Yerel sermayenin gelişmesiyle birlikte ise İstanbul ile farkın kapanacağı hissiyatı belirir. Anadolu, mesafenin kapanması için canhıraş bir çaba içerisindedir ve Eskişehirspor’un istikrarlı çıkışı şampiyonluk ile noktalanmasa da İstanbul’a bir gözdağı verir. Ancak Anadolu’dan çıkan ilk şampiyon Trabzonspor olur. Anadolu için bu şampiyonluk bir meydan okuma ve başkaldırıdır!

Merkez ile çevre arasındaki mesafenin kapanabileceği algısı oluşurken darbe gelmekte; 80’lerden hemen sonra futbol, Özalist rejimden payını almaktadır. Serbest piyasa ekonomisi futbolun İstanbul ayağını metropolize ederken, diğerlerine taşralaşma kalacaktır. Anadolu’nun rekabet etme gücü yeniden sekteye uğramıştır. Artık piyasanın belirlediği futbol, siyasetin zaten gölgesi altındadır. İstanbul, futbolcular için zirve demekken, Avrupa’ya geçiş için de bir durak hâline gelmiştir zamanla…

Egemen siyasetin tekelinde biçimlendirilen futbol daha önceden keşfedilmiş olsa da beklentiler hızlıca artar ve kabuk değiştirir. Siyasetle kurulan ilişki artık siyasilerin dillerindedir ve futbolun popülerliğinden onlar da faydalanmak isterler. Faydalanırlar da… Zamane CHP lideri Baykal, küme düşen Diyarbakırspor ve Samsunspor’un ligde tutulması gerektiğinden bahseder, gerici siyaset kulüp edinmede/ele geçirmede atağa kalkar ve atkı takma şovları yavaştan başlar. 

Düzen siyasetinin her odağı futbolun etkisinin farkına varmıştır.

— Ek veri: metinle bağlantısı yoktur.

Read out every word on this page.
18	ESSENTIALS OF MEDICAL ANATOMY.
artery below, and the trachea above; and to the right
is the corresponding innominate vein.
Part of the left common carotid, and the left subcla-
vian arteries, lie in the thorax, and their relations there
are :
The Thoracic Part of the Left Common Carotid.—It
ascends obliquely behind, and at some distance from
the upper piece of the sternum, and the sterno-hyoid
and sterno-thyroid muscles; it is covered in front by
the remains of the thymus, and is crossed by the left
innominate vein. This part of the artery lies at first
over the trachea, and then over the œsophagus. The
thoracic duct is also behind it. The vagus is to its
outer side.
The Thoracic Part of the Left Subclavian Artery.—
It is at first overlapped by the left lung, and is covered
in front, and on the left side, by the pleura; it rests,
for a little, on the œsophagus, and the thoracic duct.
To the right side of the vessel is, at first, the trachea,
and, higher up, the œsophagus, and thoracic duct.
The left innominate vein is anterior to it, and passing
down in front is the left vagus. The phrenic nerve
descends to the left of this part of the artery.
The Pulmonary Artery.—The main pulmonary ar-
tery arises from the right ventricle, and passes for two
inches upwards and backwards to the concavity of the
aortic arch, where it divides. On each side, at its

Gerçi, farkına varma eylemi yeni değildir. Takvimde öne de geriye de gitseniz, Türkiye’de kulüplerin ve futbolun nesnel tarihinde ilginç anılarla karşılaşıyorsunuz. Bunların bir tanesinde yerel bir örnek vardır ve çarpıcıdır:

“TİY (Tarsus İdman Yurdu) kulüp yöneticileri Faruk Sodak,  Hasan Ülkü,  Abdullah Göçük,  İçel (Mersin) Milletvekili Kadir Çetin ve İçel senatörü Talip Özdolay’dan oluşan bir heyet kurularak,  Kamil Ocak’a hem  ‘Hayırlı olsun’a,  hem Tarsus İdman Yurdu’nun İkinci  Lig’e  alınmasının   konuşulması   amacıyla gidilir. Konuya girmek amacıyla Sodan, “Sayın bakanım siz Tarsusluların hayır duasını aldınız” der. Ocak gayet sakin “Hayrola o niye?” derken, Sodan “Tarsus’u İkinci Lig’e aldınız, bundan daha hayırlı bir iş mi olur sayın bakanım?” der. Kamil Ocak, “O iş çok zor kardeşim” der. İçel senatörü Talip Özdolay atılır,  “Yahu Kamil ağa sen ne diyorsun,  önce söz veriyorsun, şimdi de cayıyorsun,  bu nasıl iş?”  Kamil Ocak sinirlenir: “Be kardeşim siz de benim her sözümü senet sayıyorsunuz.  Sanki politikayı bilmiyorsunuz. Enerji Bakanı Rafet Sezgin gelir,  ‘Çanakkale gibi bir serhat şehrini niye almıyorsun’  der,  Devlet Bakanı Hasan Dinçer gelir,  ‘Afyon gibi gazi bir şehri nasıl almazsınız’  der.  Söyleyin ben ne yapayım.”  Söylenecek şey yoktur,  tekrar hayırlı olsun denir ve kalkılır” (Daşlı, 2003).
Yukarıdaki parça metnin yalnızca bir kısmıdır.